Stowarzyszenie „Dekretowiec” sprzeciwia się działkowcom w Warszawie - 03.02.2014

Dekret z dnia 26 października 1945 r. o własności i użytkowaniu gruntów na obszarze m. st. Warszawy, zwany potocznie dekretem Bieruta, określił mechanizm przejmowania gruntów od ich  właścicieli w Warszawie. Wówczas na własność gminy m. st. Warszawy przeszły wszelkie grunty w przedwojennych granicach miasta, które miały posłużyć odbudowie stolicy.  Stowarszyszenie „Dekretowiec” stoi na straży praw byłych właścicieli nieruchomości warszawskich, których grunty zostały przejęte na mocy dekretu Bieruta. Wiceprezes tego stowarzyszenia Pan Ryszard Grzesiuła, który występuje jako pełnomocnik byłych właścicieli, w audycji „Co nowa ustawa daje działkowcom”  nadawanej na antenie Polskiego Radia 24 w dniu 28 stycznia 2014 r., powiedział, że stowarzyszenie nie sprzeciwia się generalnie działkowcom, za wyjątkiem działkowców warszawskich, którzy według niego użytkują swoje działki z naruszeniem prawa.  Przypomnijmy, że późniejszy dekret, tj. z 25 czerwca 1946 r. o ogrodach  działkowych, nakazywał tworzenie ogrodów działkowych na gruntach będących własnością gminy lub wydzierżawionych przez gminy na te cele.
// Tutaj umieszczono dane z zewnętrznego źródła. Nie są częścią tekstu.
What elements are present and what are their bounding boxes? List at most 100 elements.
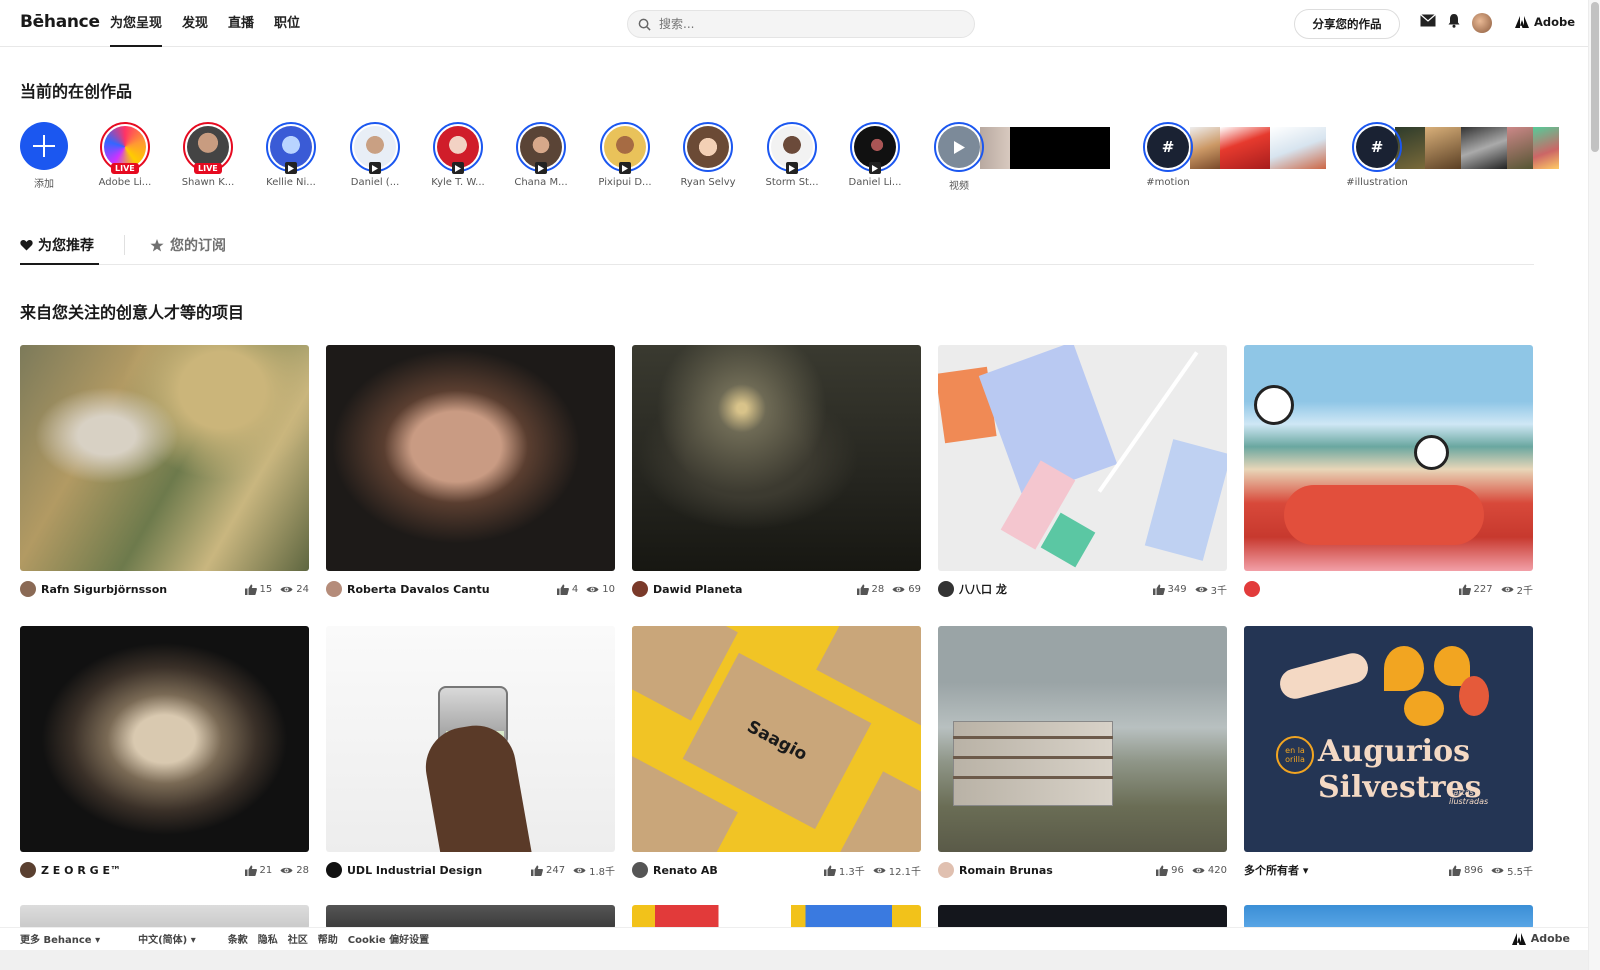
- owner-name[interactable]: Z E O R G E™: [41, 864, 121, 877]
- search-input[interactable]: [657, 16, 957, 32]
- project-card[interactable]: 227 2千: [1244, 345, 1533, 597]
- project-card[interactable]: [632, 905, 921, 929]
- illustration-thumb-strip[interactable]: [1395, 127, 1559, 169]
- project-card[interactable]: [1244, 905, 1533, 929]
- project-thumbnail[interactable]: [20, 905, 309, 929]
- project-card[interactable]: Z E O R G E™ 21 28: [20, 626, 309, 878]
- footer-link-help[interactable]: 帮助: [318, 931, 338, 946]
- live-item[interactable]: Pixipui D...: [590, 122, 660, 188]
- eye-icon: [586, 586, 599, 592]
- tab-following[interactable]: 您的订阅: [150, 231, 226, 259]
- project-thumbnail[interactable]: [326, 905, 615, 929]
- project-card[interactable]: Romain Brunas 96 420: [938, 626, 1227, 878]
- share-work-button[interactable]: 分享您的作品: [1294, 9, 1400, 39]
- owner-avatar[interactable]: [632, 862, 648, 878]
- live-item[interactable]: Daniel (...: [340, 122, 410, 188]
- live-avatar: #: [1352, 122, 1402, 172]
- play-icon: [535, 162, 547, 174]
- owner-name[interactable]: Dawid Planeta: [653, 583, 742, 596]
- behance-logo[interactable]: Bēhance: [20, 12, 100, 32]
- owner-avatar[interactable]: [20, 581, 36, 597]
- project-card[interactable]: 八八口 龙 349 3千: [938, 345, 1227, 597]
- multiple-owners-dropdown[interactable]: 多个所有者 ▾: [1244, 862, 1308, 878]
- owner-avatar[interactable]: [326, 862, 342, 878]
- video-thumb-strip[interactable]: [980, 127, 1110, 169]
- project-card[interactable]: Dawid Planeta 28 69: [632, 345, 921, 597]
- project-thumbnail[interactable]: [938, 345, 1227, 571]
- owner-name[interactable]: Rafn Sigurbjörnsson: [41, 583, 167, 596]
- view-count: 5.5千: [1507, 866, 1533, 878]
- live-tag-illustration[interactable]: # #illustration: [1342, 122, 1412, 188]
- owner-avatar[interactable]: [1244, 581, 1260, 597]
- project-card[interactable]: UDL Industrial Design 247 1.8千: [326, 626, 615, 878]
- nav-discover[interactable]: 发现: [182, 0, 208, 47]
- project-thumbnail[interactable]: [632, 345, 921, 571]
- footer-adobe-link[interactable]: Adobe: [1511, 932, 1570, 945]
- scrollbar-thumb[interactable]: [1591, 2, 1599, 152]
- view-count: 3千: [1210, 585, 1227, 597]
- live-add-item[interactable]: 添加: [9, 122, 79, 190]
- projects-section-title: 来自您关注的创意人才等的项目: [20, 303, 245, 322]
- footer-link-terms[interactable]: 条款: [228, 931, 248, 946]
- project-thumbnail[interactable]: [1244, 345, 1533, 571]
- user-avatar[interactable]: [1472, 13, 1492, 33]
- project-thumbnail[interactable]: [20, 626, 309, 852]
- project-thumbnail[interactable]: Saagio: [632, 626, 921, 852]
- owner-name[interactable]: Romain Brunas: [959, 864, 1053, 877]
- owner-avatar[interactable]: [938, 862, 954, 878]
- page-scrollbar[interactable]: [1588, 0, 1600, 970]
- owner-avatar[interactable]: [632, 581, 648, 597]
- live-item[interactable]: Kellie Ni...: [256, 122, 326, 188]
- project-thumbnail[interactable]: [20, 345, 309, 571]
- project-thumbnail[interactable]: [326, 626, 615, 852]
- motion-thumb-strip[interactable]: [1190, 127, 1326, 169]
- live-item[interactable]: Ryan Selvy: [673, 122, 743, 188]
- owner-avatar[interactable]: [20, 862, 36, 878]
- live-tag-motion[interactable]: # #motion: [1133, 122, 1203, 188]
- project-thumbnail[interactable]: en la orilla Augurios Silvestres cartas …: [1244, 626, 1533, 852]
- live-item[interactable]: LIVE Adobe Li...: [90, 122, 160, 188]
- add-icon[interactable]: [20, 122, 68, 170]
- live-item[interactable]: Chana M...: [506, 122, 576, 188]
- owner-name[interactable]: Roberta Davalos Cantu: [347, 583, 490, 596]
- project-card[interactable]: Rafn Sigurbjörnsson 15 24: [20, 345, 309, 597]
- footer-link-privacy[interactable]: 隐私: [258, 931, 278, 946]
- project-thumbnail[interactable]: [938, 905, 1227, 929]
- nav-livestream[interactable]: 直播: [228, 0, 254, 47]
- nav-for-you[interactable]: 为您呈现: [110, 0, 163, 47]
- bell-icon[interactable]: [1448, 13, 1460, 28]
- live-section-title: 当前的在创作品: [20, 82, 133, 101]
- project-card[interactable]: [938, 905, 1227, 929]
- project-thumbnail[interactable]: [1244, 905, 1533, 929]
- project-card[interactable]: Saagio Renato AB 1.3千 12.1千: [632, 626, 921, 878]
- mail-icon[interactable]: [1420, 14, 1436, 27]
- adobe-link[interactable]: Adobe: [1515, 15, 1575, 29]
- project-thumbnail[interactable]: [938, 626, 1227, 852]
- live-item-label: Storm St...: [765, 177, 819, 188]
- project-card[interactable]: [20, 905, 309, 929]
- owner-avatar[interactable]: [326, 581, 342, 597]
- nav-jobs[interactable]: 职位: [274, 0, 300, 47]
- more-behance-dropdown[interactable]: 更多 Behance ▾: [20, 931, 100, 946]
- owner-name[interactable]: 八八口 龙: [959, 581, 1007, 597]
- tab-recommended[interactable]: 为您推荐: [20, 231, 94, 259]
- live-video-item[interactable]: 视频: [924, 122, 994, 192]
- project-card[interactable]: Roberta Davalos Cantu 4 10: [326, 345, 615, 597]
- project-card[interactable]: en la orilla Augurios Silvestres cartas …: [1244, 626, 1533, 878]
- active-tab-indicator: [20, 263, 99, 265]
- owner-avatar[interactable]: [938, 581, 954, 597]
- footer-link-cookies[interactable]: Cookie 偏好设置: [348, 931, 429, 946]
- live-item[interactable]: Kyle T. W...: [423, 122, 493, 188]
- search-bar[interactable]: [627, 10, 975, 38]
- owner-name[interactable]: UDL Industrial Design: [347, 864, 482, 877]
- owner-name[interactable]: Renato AB: [653, 864, 718, 877]
- project-card[interactable]: [326, 905, 615, 929]
- project-thumbnail[interactable]: [326, 345, 615, 571]
- live-item[interactable]: LIVE Shawn K...: [173, 122, 243, 188]
- live-avatar: LIVE: [100, 122, 150, 174]
- footer-link-community[interactable]: 社区: [288, 931, 308, 946]
- language-dropdown[interactable]: 中文(简体) ▾: [138, 931, 196, 946]
- live-item[interactable]: Daniel Li...: [840, 122, 910, 188]
- live-item[interactable]: Storm St...: [757, 122, 827, 188]
- project-thumbnail[interactable]: [632, 905, 921, 929]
Do ich tworzenia były zobowiązane gminy i zakłady pracy zatrudniające więcej niż 200 osób, które przekazywały je swoim pracownikom oraz ich rodzinom. Warszawscy działkowcy, nie wkroczyli bezprawnie na dogodne im grunty, ale otrzymali w użytkowanie wskazane działki na mocy obowiązujących przepisów prawnych.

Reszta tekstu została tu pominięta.